Вот и вся любовь - Марина Голубицкая
Шрифт:
Интервал:
Закладка:
— Это у меня от коромысла, — уверяла баба Тася.
— А у меня от чего?
— Тебе по наследству.
Я объясняла: приобретенные признаки не наследуются, иначе бульдоги рождались бы с отрубленными хвостами. Бабушка стояла на своем и по–своему была права: в любых неурядицах своих трех дочерей, пяти внуков, десятка правнуков моя бабушка всегда винит себя, переживая, где недоглядела. Потому–то и я на этом фото (а где та девочка в вечной безрукавке, где вечные бесенята в радостно распахнутых глазах?) сижу устало и не бегу купаться, не прочитав противопожарную инструкцию.
26
Солнце и море сделали свое дело, за неделю я осмелела и, оставив старшую и младшую в отеле, отправилась с Зоей на экскурсию: ночь на белом теплоходе, день в Израиле, ночь обратно. Белый теплоход, огромный, как многоэтажный дом, хотя что такое дом в сравнении с белым теплоходом?!
— Зоинька, это не пароход.
— Какая разница? Я хочу говорить «пароход»!
Действительно, какая разница, когда он такой красивый, что хочется говорить «пароход», не задумываясь, какое там топливо. Белый пароход — настоящий праздник. Мы едем с пляжной знакомой и ее дочкой, Зоиной подружкой. Сиюминутно мы, конечно, с Кипра, но в анамнезе у нас так мало солнца, грязные сугробы, клещевое лето… Девчонки сходят с ума от радости, бегают по ковровым дорожкам, дергают на всевозможных дверях надраенные ручки, путаются в лестницах, переходах и зеркалах, перебегают с одной палубы на другую, осваивают причудливое внутреннее пространство.
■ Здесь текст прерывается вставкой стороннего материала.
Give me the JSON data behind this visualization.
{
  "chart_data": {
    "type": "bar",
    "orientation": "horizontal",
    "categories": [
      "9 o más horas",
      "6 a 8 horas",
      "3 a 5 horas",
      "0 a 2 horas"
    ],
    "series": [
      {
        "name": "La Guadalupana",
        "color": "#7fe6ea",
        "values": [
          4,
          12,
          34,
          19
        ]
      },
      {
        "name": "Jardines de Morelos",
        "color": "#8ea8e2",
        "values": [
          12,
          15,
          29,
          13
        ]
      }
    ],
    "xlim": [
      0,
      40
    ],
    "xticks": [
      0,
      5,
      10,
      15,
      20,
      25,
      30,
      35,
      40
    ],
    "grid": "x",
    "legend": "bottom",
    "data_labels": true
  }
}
Нас приветствуют моряки, нам улыбаются официанты — элегантные негры в малиновых жилетах. Белые рубашки, белые перчатки. Китель капитана с блестящими пуговицами, кокарда с золотым жучком!..
У нас каюта без иллюминатора, желтые стенки, но дети довольны — опять много кнопочек, да и зачем сидеть в каюте. Я не взяла теплую одежду, на палубе ветрено, мы устраиваемся за столиком в музыкальном салоне. Здесь исполняют песни и танцы народов мира и снуют официанты с напитками. Публика разноязыкая, и, заслышав родные звуки, многие подпевают, аплодируют, рвутся танцевать. Но странно — никто не приветствует «Хаву нагилу» и то, что по–русски поют про старушку. Никто не сигналит: мы здесь, это наше! Я привыкла, что, заслышав «семь сорок», пальцы под мышки засовывают все — и татары, и евреи, и русские. Мне не терпится выскочить в круг, а круга нет, — неужели совсем нет евреев? Я оглядываю рыжих ирландцев, низкорослых греков, шумных итальянцев. Неужто и правда нет?
27
…А вот еще одно размышление. Дурацкое, но я не могу от него отделаться: евреи. Иринка, почему одни евреи? Ведь встреча–то «классом»? Где хотя бы Андрюшка Стрельников? Девочки, с которыми ты дружила? А то получается, что к вам тянулся народ из других классов не потому, что вы были самыми интересными людьми в старших классах, а потому что — самыми интересными евреями? (Ну, это уж очевидная дурость, продиктованная ревностью к моим любимчикам из 9 «г»!) Ну, и тем, конечно, что здесь уж очень озабочены этим вопросом — еврей–не еврей, а про Россию я до ваших фотографий думала: ну, там–то все по–старому, так как было в школе или у В. С. на кафедре. У него были: якутка, татарин, чуваш, башкир, несколько русских и только два еврея. И то одну из них он недолюбливал за ее вечные притязания занять особое положение «по еврейству». Тут он доходил до зубовного скрежета. И дома у нас всегда было безо всякого разбора. В голову не приходила дикая и дикарская мысль делить людей по национальности.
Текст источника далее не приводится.